I put about 250 miles on my sexy 2010 Chrysler 300 RENTAL. (stock photo below..cuz I was obviously too drunk to take a pic of the real one)

I spent a large amount of those miles driving around in circles, screaming at my iPhone because GoogleMaps is a filthy, lying whore....

I got a pretty good deal on it though (yay Last Minute Internet Specials!!) but they wouldn't give me the same rate for an extra day..assholes..and their daily rate was higher than a giraffe's ass so I had to call another place...a "no frills" place..oh hell.

For $15 a day, I got the keys to THIS fine tuned racing machine.....

You are BURRRRNINNNG with envy right now aren't you? Pardon? That's crabs you say? Oh.

Moving on....

The Hyatt Summerfield has a "happy hour" on weekdays with more "free" food and they actually serve REAL wine and beer...oh sweet Jesus thank you.

I treated it like it was my dinner and had seconds..because I'm just ghetto like that.

Speaking of ghetto, please check out my spy photo from the first row of FIRST CLASS...(notice my obnoxious, curly weave at the bottom right)

Yes, on the way home I was able to get a first class seat ON A STANDBY TICKET BITCHES!!! (that was my actual Facebook status update..sigh, no home training)

It took everything in me not to run down the aisles in coach telling the other passengers to kiss my black ass...but I refrained..barely.

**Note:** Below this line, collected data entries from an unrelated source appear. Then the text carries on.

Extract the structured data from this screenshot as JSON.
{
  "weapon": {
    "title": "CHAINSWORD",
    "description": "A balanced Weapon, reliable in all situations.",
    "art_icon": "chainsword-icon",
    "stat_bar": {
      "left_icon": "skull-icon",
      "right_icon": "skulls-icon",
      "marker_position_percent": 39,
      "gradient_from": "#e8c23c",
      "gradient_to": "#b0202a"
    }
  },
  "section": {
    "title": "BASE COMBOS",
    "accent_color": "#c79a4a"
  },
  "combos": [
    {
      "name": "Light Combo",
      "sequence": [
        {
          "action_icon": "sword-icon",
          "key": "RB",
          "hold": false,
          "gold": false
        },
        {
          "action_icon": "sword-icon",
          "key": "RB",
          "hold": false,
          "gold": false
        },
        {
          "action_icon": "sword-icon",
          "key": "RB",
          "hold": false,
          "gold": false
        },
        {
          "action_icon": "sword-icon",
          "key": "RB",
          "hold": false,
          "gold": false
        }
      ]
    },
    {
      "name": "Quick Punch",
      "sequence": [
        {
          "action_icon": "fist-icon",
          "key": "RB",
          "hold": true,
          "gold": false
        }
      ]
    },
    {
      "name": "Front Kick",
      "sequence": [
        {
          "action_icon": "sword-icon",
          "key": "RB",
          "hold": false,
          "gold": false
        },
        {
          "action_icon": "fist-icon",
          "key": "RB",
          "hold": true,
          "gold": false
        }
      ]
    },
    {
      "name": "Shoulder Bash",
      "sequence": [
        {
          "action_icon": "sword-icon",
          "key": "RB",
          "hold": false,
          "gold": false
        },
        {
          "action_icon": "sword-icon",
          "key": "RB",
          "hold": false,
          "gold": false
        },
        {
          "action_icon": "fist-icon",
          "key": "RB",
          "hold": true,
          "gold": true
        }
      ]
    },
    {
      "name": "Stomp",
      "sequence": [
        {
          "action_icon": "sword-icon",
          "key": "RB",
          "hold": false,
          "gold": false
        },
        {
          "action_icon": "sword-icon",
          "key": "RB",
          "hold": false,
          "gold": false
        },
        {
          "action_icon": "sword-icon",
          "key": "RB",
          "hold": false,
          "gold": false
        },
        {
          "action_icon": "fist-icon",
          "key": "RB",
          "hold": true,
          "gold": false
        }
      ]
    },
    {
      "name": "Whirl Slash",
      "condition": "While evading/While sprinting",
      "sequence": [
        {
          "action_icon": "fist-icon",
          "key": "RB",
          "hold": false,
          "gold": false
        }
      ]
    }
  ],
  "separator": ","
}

Are you aware that they serve your beverages in actual GLASSES in first class?? and - EEEE! *clutch the pearls* - they DON'T throw your snacks at you!! They serve them to you in a beautiful basketttttt!!
Oh and to get you even more moist...when it's time to pick up your snack trash, instead of snatching it and throwing in an overflowing, nasty trash bag, they have a sexy lil tray that you can put it on...lawwwd, hold my mule while I shout!

Can you tell I haven't been anywhere in a while??

Maybe it's just me, but I felt like the other passengers in first class were looking at me like "who's this skank?..she smells like welfare and bad choices"....but I just put on my HUGE fake Chanel sunglasses and looked down my nose at them..fuckers.

I wanted to take a picture of the beach from the airplane...but even though I was in first class, the stewardess looked like she could cut a bitch so this is one I took of the everglades once old girl said it was ok to turn on devices.

sigh..I wanna go back.....


Adventures In Waitressing said...

I stopped by to say thank you for stopping by my blog. What I got was a treat. I have never read a blog that made me laugh out loud so much that my roomie thought I was insane. You are BRILLIANT!!! I marked you in my favorites and I will add you to my blog role. AWESOME!!

Dixiechick said... crack my shit up! Girl you are too need to post more! I miss ya!